JadiAsimilasiitu waktu jaman dulu hanya kata lain dari anti-komunis, sedangkanIntegrasijuga Cuma kata lain dari pro-komunis?

 

Jadi kemaren dolo ributin asimilasi itu apa, dan integrasi itu bagaimana sama aja tebak-tebakanpepesan kosong isinya apa”, begitu donk? Hehehhe, jadi merasa bodoh nih…………………..

 

 

-----Original Message-----
From: Akhmad Bukhari Saleh [mailto:[EMAIL PROTECTED]
Sent: Thursday, August 25, 2005 10:50 PM
To: budaya_tionghua@yahoogroups.com
Subject: Asimilasi? Integrasi? KengPo? SinPo? (Re: [budaya_tionghua] Re: Mengantar Kepergian Almarhum Mayor Laut K Sindhunata)

 

 

----- Original Message -----

Sent: Thursday, 25 August, 2005 20:44

Subject: RE: [budaya_tionghua] Re: Mengantar Kepergian Almarhum Mayor Laut K Sindhunata

 

Idee asimilasi adalah gagasan KOTI sewaktu  masa pancaroba dimana golongan Tionghoa, dituduh adalah antek PKI yang ceritanya di dukung oleh RRT.

 

Secara kronologis historis, statement ini tidak tepat.

Issue asimilasi vs. integrasi sudah ada justru ketika pengaruh PKI sedang kuat-kuatnya. Jadi sebelum G-30-S yang (katanya) didukung RRC itu.

 

Kalau yang mengalami jaman itu, akan tahu bahwa kedua kata itu tidak substansial, hanya sekedar jargon untuk labeling afiliasi politis.

Yang satu dipakai untuk identitas yang pro komunis dan yang satunya yang anti komunis. Karena untuk nyata-nyata memakai label anti komunis, dan juga pro komunis, saat itu tidak dimungkinkan, setidak-tidaknya orang sungkan.

 

Saat itu pun ada jargon "nasakom bersatu" dan "nasakom jiwaku", yang kalau dibaca sekarang, nampak tidak ada bedanya. Tetapi di jaman itu merupakan labeling yang maknanya bertentangan 180 derajat, yang pemakainya siap bertarung sampai mati antara masing-masingnya.

 

Memang di jaman perang dingin itu banyak jargon-jargon yang sepertinya kata-kata yang substansial, tetapi sebetulnya hanya labeling.

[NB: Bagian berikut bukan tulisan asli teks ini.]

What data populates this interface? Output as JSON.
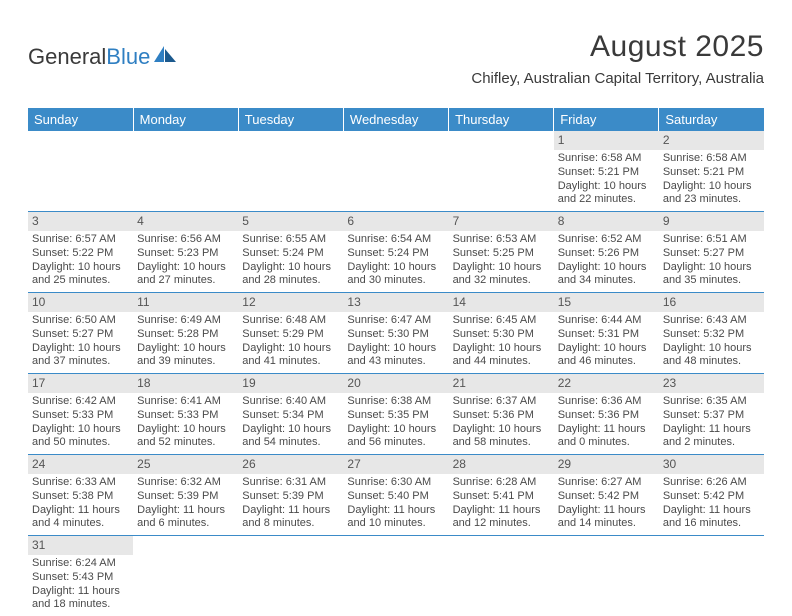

Seperti revolusioner, kontra-revolusioner, hegemonist, revisionist, kapitalis-birokrat, yang kalau ditelisik, tidak ada isi substansial-nya, hanya untuk memberi label pada kawan dan lawan. Bahkan kata-kata "KengPo" dan "SinPo" di jaman itu pun menunjukkan label afiliasi politis...

 

Sekarang, setelah 50 tahun kemudian, kalau kata-kata jargon itu hendak dikembangkan substansinya sebagai bahan perdebatan, seperti misalnya asimilasi itu apa dan integrasi itu apa, atau KengPo itu bagaimana dan SinPo itu bagaimana, samanya apa dan bedanya apa, mana yang baik mana yang jelek, sampai berbusa-busa juga 'gak nyambung' (kalau pinjam 'bahasa' SMS).

 

Jadi mempersoalkannya sekarang, hanya merupakan kesia-siaan, baik bagi masyarakat secara umum, apalagi bagi suku Tionghoa di Indonesia.

 

Wasalam.





.: Forum Diskusi Budaya Tionghua dan Sejarah Tiongkok :.

.: Kunjungi website global : http://www.budaya-tionghoa.org :.

.: Untuk bergabung : http://groups.yahoo.com/group/budaya_tionghua :.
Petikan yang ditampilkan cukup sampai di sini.